Reduzierte Arbeitszeiten für minderjährige Darsteller — gesetzlich geregelt, unterschiedlich je nach Alter und Land. Am Set: Tutor vor Ort, strikte Pausen, kein Night-Shoot.
Minderjährige am Set bedeuten Regeln — und zwar nicht die sanften Richtlinien, sondern gesetzliche Vorgaben, die du einhalten musst, wenn du nicht mit den Behörden in Konflikt geraten willst. Jugendfilmstunden sind das Kernstück dieser Regulierung: Sie legen fest, wie lange ein Kind oder Jugendlicher pro Tag vor der Kamera stehen darf, wie viele Pausen obligatorisch sind, und unter welchen Bedingungen Dreharbeiten überhaupt stattfinden dürfen. In Deutschland regelt das Jugendarbeitsschutzgesetz (JArbSchG) diese Zeiten — je jünger der Darsteller, desto strikter die Grenzen. Säuglinge und Kleinkinder (unter 3 Jahren) dürfen maximal 2 Stunden täglich arbeiten; Kinder zwischen 3 und 6 Jahren bekommen 3 Stunden; ältere Kinder bis 15 Jahre maximal 8 Stunden täglich, wobei die Drehdauer meist zwischen 6 und 9 Uhr und 17 bis 20 Uhr liegen muss.
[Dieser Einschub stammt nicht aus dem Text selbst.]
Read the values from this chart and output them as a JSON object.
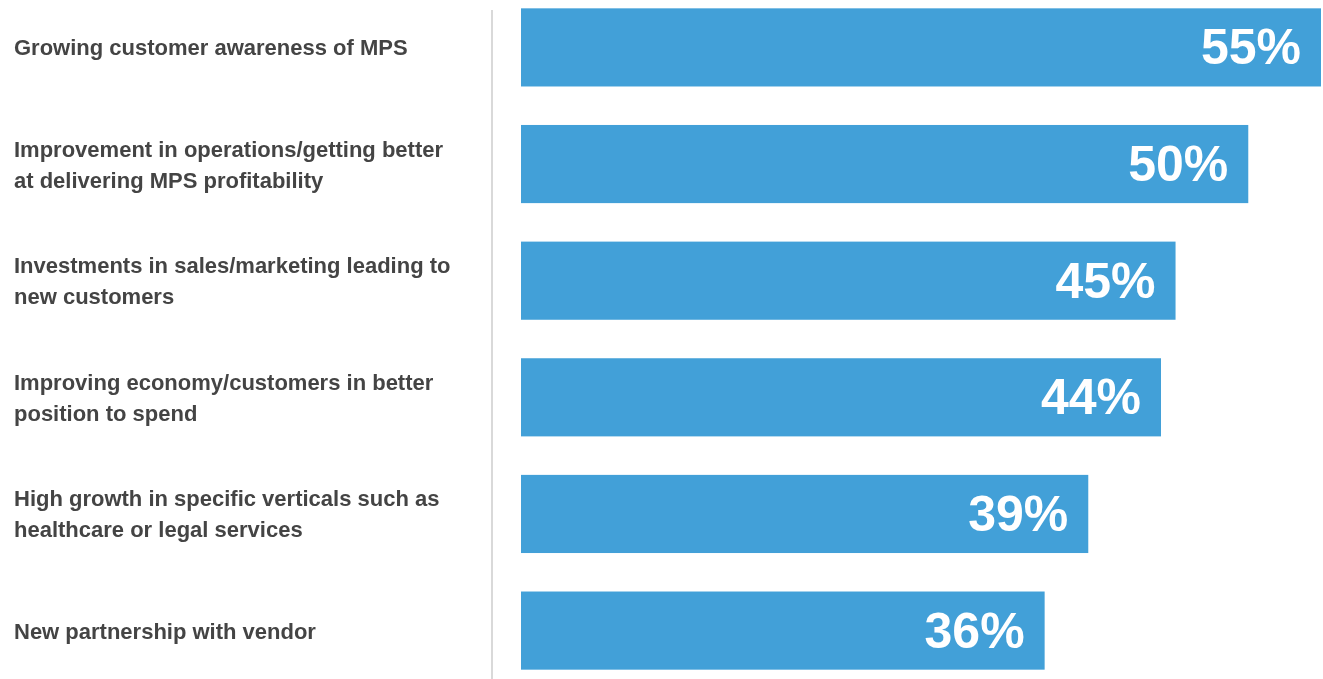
{
  "chart_data": {
    "type": "bar",
    "orientation": "horizontal",
    "categories": [
      "Growing customer awareness of MPS",
      "Improvement in operations/getting better at delivering MPS profitability",
      "Investments in sales/marketing leading to new customers",
      "Improving economy/customers in better position to spend",
      "High growth in specific verticals such as healthcare or legal services",
      "New partnership with vendor"
    ],
    "values": [
      55,
      50,
      45,
      44,
      39,
      36
    ],
    "value_labels": [
      "55%",
      "50%",
      "45%",
      "44%",
      "39%",
      "36%"
    ],
    "color": "#42a0d8"
  }
}
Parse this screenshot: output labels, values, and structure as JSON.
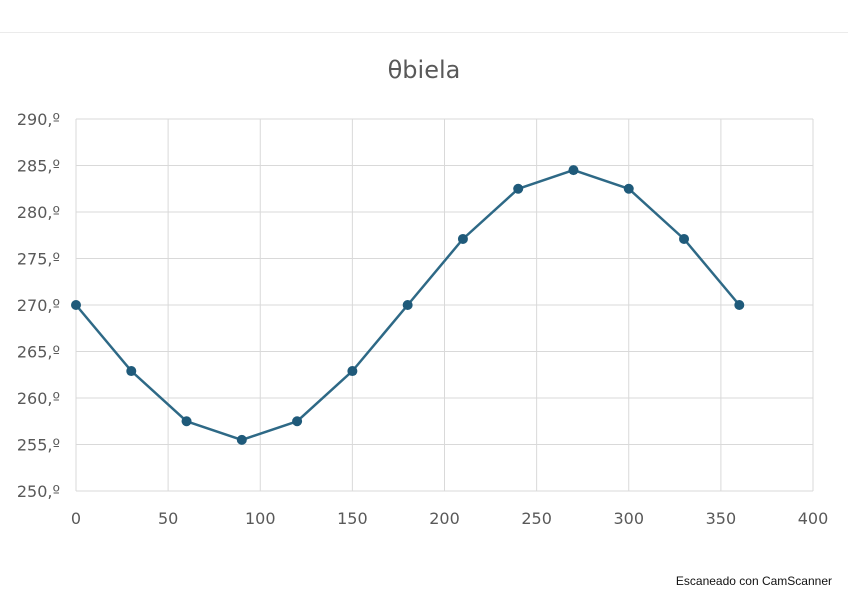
{
  "chart_data": {
    "type": "line",
    "title": "θbiela",
    "x": [
      0,
      30,
      60,
      90,
      120,
      150,
      180,
      210,
      240,
      270,
      300,
      330,
      360
    ],
    "series": [
      {
        "values": [
          270.0,
          262.9,
          257.5,
          255.5,
          257.5,
          262.9,
          270.0,
          277.1,
          282.5,
          284.5,
          282.5,
          277.1,
          270.0
        ]
      }
    ],
    "xlim": [
      0,
      400
    ],
    "ylim": [
      250,
      290
    ],
    "x_ticks": [
      "0",
      "50",
      "100",
      "150",
      "200",
      "250",
      "300",
      "350",
      "400"
    ],
    "y_ticks": [
      "250,º",
      "255,º",
      "260,º",
      "265,º",
      "270,º",
      "275,º",
      "280,º",
      "285,º",
      "290,º"
    ],
    "x_tick_values": [
      0,
      50,
      100,
      150,
      200,
      250,
      300,
      350,
      400
    ],
    "y_tick_values": [
      250,
      255,
      260,
      265,
      270,
      275,
      280,
      285,
      290
    ],
    "grid": true,
    "colors": {
      "line": "#2e6986",
      "marker": "#1f5a7a",
      "grid": "#d9d9d9",
      "text": "#595959"
    }
  },
  "watermark": "Escaneado con CamScanner"
}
Praktisch bedeutet das am Set: Du brauchst einen anerkannten Tutor oder eine Tutorin vor Ort — keine Ausnahme, keine Improvisation. Dieser Tutor ist rechtlich verantwortlich dafür, dass die Arbeitszeiten nicht überschritten werden, und muss die Pausen durchsetzen, auch wenn die Szene gerade perfekt läuft. Nachtaufnahmen sind mit Kindern grundsätzlich tabu. Schulzeiten werden nicht angerechnet (wenn dein Kind-Darsteller morgens noch zur Schule muss, verlängert sich dein Dreh eben), und zwischen einzelnen Drehtagen müssen mindestens 12 Stunden liegen. Viele Produktionen unterschätzen diese Anforderung — und dann sitzt du am Set mit einer vollständig geschminkten, kostümierten Kinddarstellerin, darfst aber nicht drehen, weil die 3-Stunden-Grenze erreicht ist.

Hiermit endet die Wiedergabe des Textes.